There wasn't much fun to be had in the Court for Gore-ites today. But at least Klock gave everyone a good laugh.

P.S. Did you notice Rehnquist repeatedly asking Boies whether the Florida Supremes ordered the statewide recount in the interests of 'fairness.' I think that was a trap. But Boies seemed to fall into it. I suspect Rehnquist thinks that decision in the interest of 'fairness' would on its face constitute something more than the straight interpretation of statutes that is all the US Supremes say the law allows.

This is a classic bait-and-switch. If they try to make it fair they're changing the rules. If they don't it's an equal protection violation.

A conservative friend of mine writes and asks why the US Supreme Court's judicial activist decision to stop the Florida recount is any more troubling than the Florida Supreme Court's judicial activist decision to start it.

Quite apart from the particulars of the law (on which I believe the Floridians are on much stronger ground) isn't the answer to this question elementary? In a democracy, decisions to count votes are inherently more legitimate than decisions to ignore them.

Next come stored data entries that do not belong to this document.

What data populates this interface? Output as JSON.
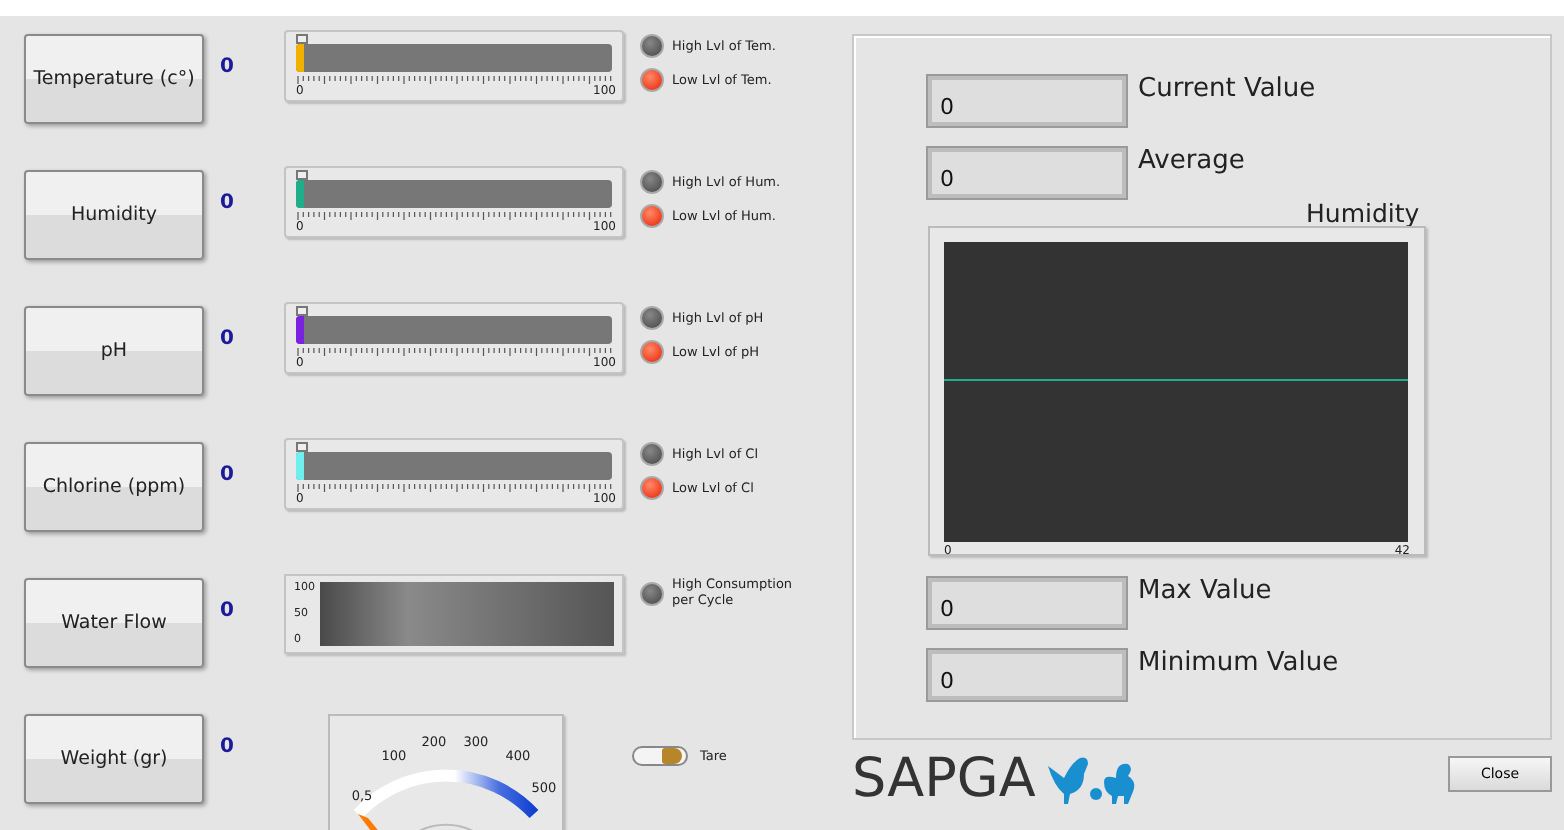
{
  "sensors": [
    {
      "kind": "slider",
      "label": "Temperature (c°)",
      "value": "0",
      "level": 0,
      "color": "#f2b000",
      "scale_min": "0",
      "scale_max": "100",
      "leds": [
        {
          "label": "High Lvl of  Tem.",
          "on": false
        },
        {
          "label": "Low Lvl of  Tem.",
          "on": true
        }
      ]
    },
    {
      "kind": "slider",
      "label": "Humidity",
      "value": "0",
      "level": 0,
      "color": "#1fae8a",
      "scale_min": "0",
      "scale_max": "100",
      "leds": [
        {
          "label": "High Lvl of  Hum.",
          "on": false
        },
        {
          "label": "Low Lvl of  Hum.",
          "on": true
        }
      ]
    },
    {
      "kind": "slider",
      "label": "pH",
      "value": "0",
      "level": 0,
      "color": "#7a22e0",
      "scale_min": "0",
      "scale_max": "100",
      "leds": [
        {
          "label": "High Lvl of  pH",
          "on": false
        },
        {
          "label": "Low Lvl of  pH",
          "on": true
        }
      ]
    },
    {
      "kind": "slider",
      "label": "Chlorine (ppm)",
      "value": "0",
      "level": 0,
      "color": "#6ff0ee",
      "scale_min": "0",
      "scale_max": "100",
      "leds": [
        {
          "label": "High Lvl of Cl",
          "on": false
        },
        {
          "label": "Low Lvl of Cl",
          "on": true
        }
      ]
    },
    {
      "kind": "flow",
      "label": "Water Flow",
      "value": "0",
      "scale": [
        "100",
        "50",
        "0"
      ],
      "leds": [
        {
          "label": "High Consumption per Cycle",
          "on": false
        }
      ]
    },
    {
      "kind": "gauge",
      "label": "Weight (gr)",
      "value": "0",
      "ticks": [
        "0,5",
        "100",
        "200",
        "300",
        "400",
        "500"
      ],
      "toggle": {
        "label": "Tare",
        "on": true
      }
    }
  ],
  "stats_top": [
    {
      "value": "0",
      "label": "Current Value"
    },
    {
      "value": "0",
      "label": "Average"
    }
  ],
  "chart": {
    "title": "Humidity",
    "x_min": "0",
    "x_max": "42"
  },
  "stats_bottom": [
    {
      "value": "0",
      "label": "Max Value"
    },
    {
      "value": "0",
      "label": "Minimum Value"
    }
  ],
  "logo": "SAPGA",
  "buttons": [
    "Close"
  ]
}
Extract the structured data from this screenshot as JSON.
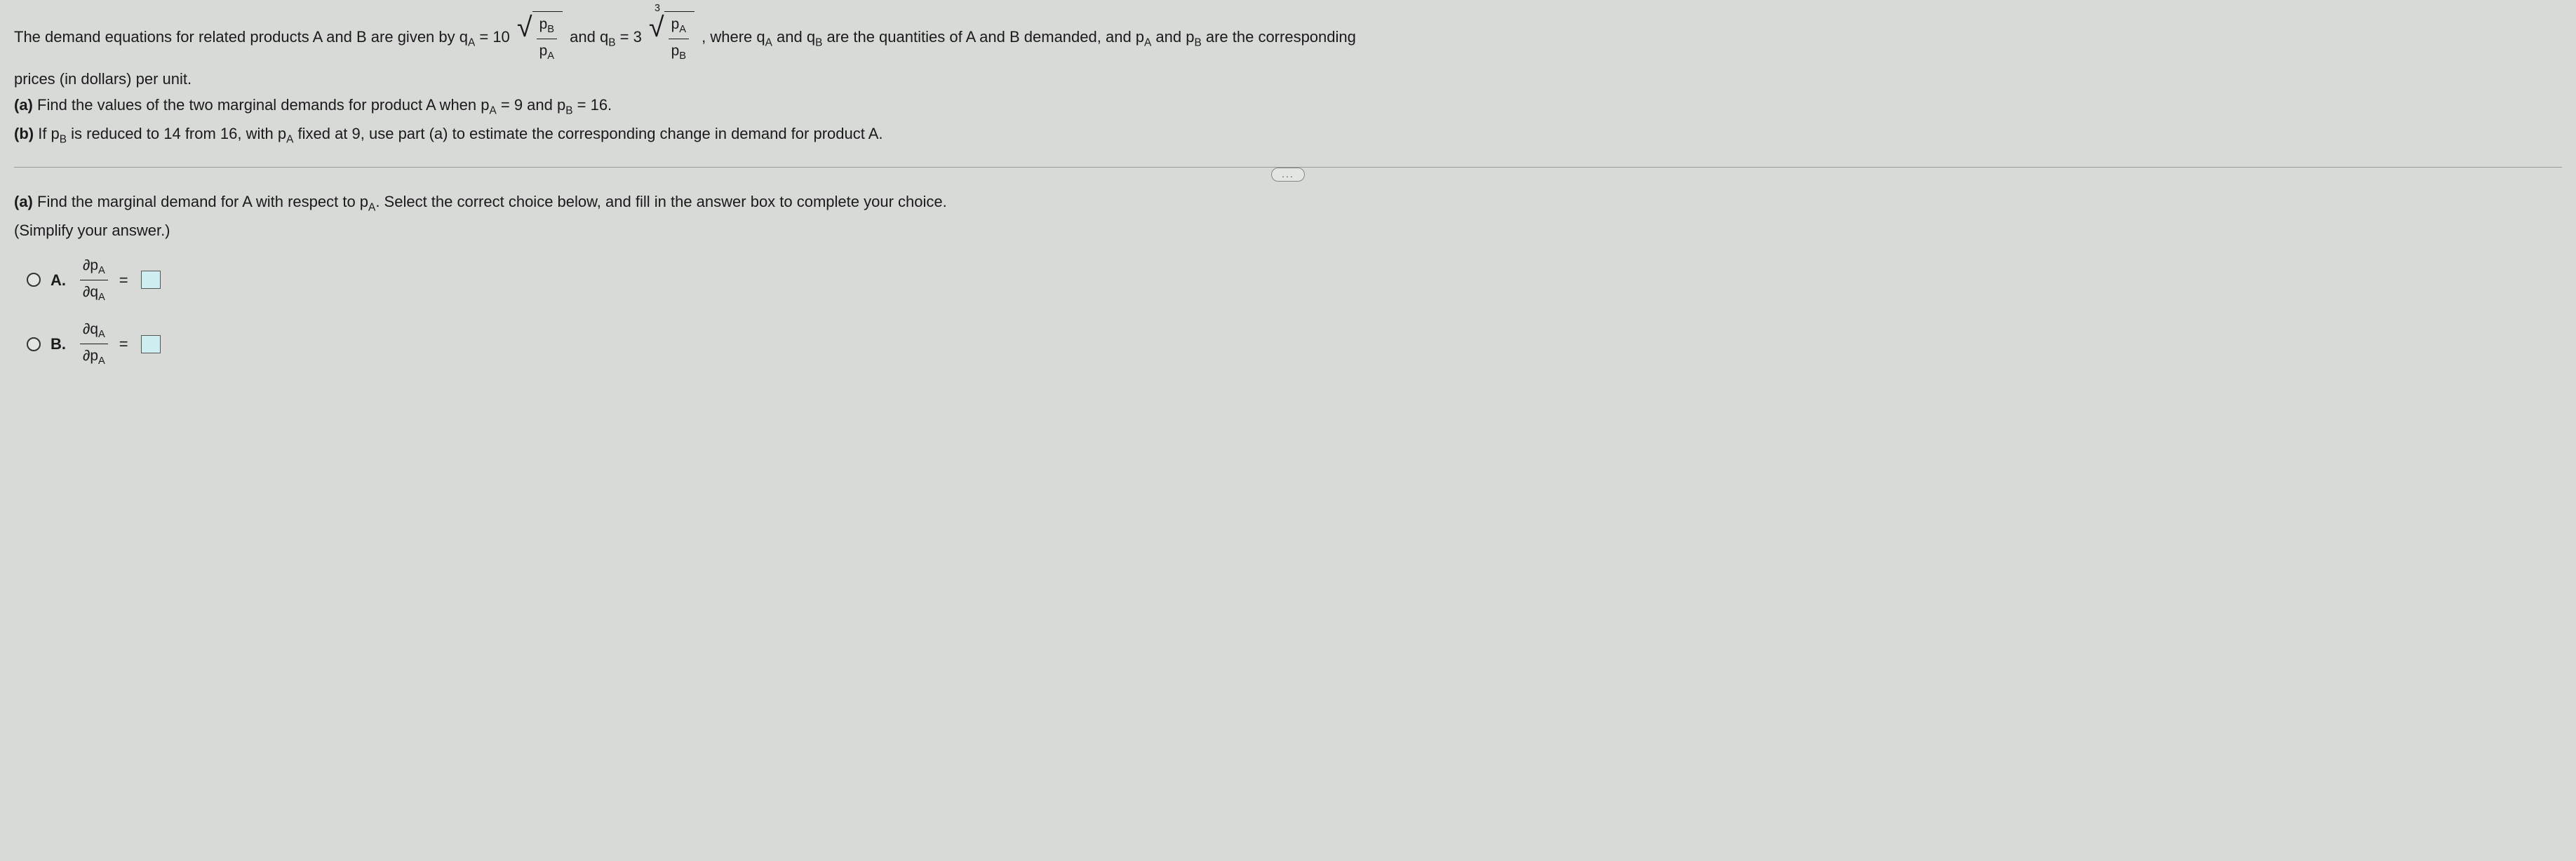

P.S. Next post Talking Points drops the portentous tone and goes back to the signature snarky comments.

P.P.S. Looking for more portentous, but quite accurate, comments on today's oral arguments before the Supreme Court? Take a peek at Edward Lazarus in The Washington Post, Bob Herbert (particularly biting and good) in The New York Times, Anthony Lewis in The New York Times, and even the lead editorial in The New York Times.

Talking Points can rant and rave about the transparent partisanship of the Supreme Court's Saturday decision as much as he wants. But when the New York Times' Supreme Court reporter says essentially the same thing, well … then you know it really must be true.

(Alas, conservative Talking Points readers may find fault with that analysis. But, hey, if you're so conservative, what are you doing reading Talking Points in the first place? ... Just kidding, just kidding. Talking Points loves his conservative readers too.)

Anyway, back to my story.

Here are three choice grafs from Linda Greenhouse's article in Sunday's New York Times:

Justice Scalia said it was "the counting of votes that are of questionable legality" that was "casting a cloud," not on the process in general but specifically on what Mr. Bush "claims to be the legitimacy of his election."

In other words, the majority's justification for the stay was that if the vote counting proceeded and had appeared to make Vice President Al Gore the winner by the time the court could decide the merits of Mr. Bush's appeal, the Bush position would be untenable as a political matter even if it prevailed as a matter of law.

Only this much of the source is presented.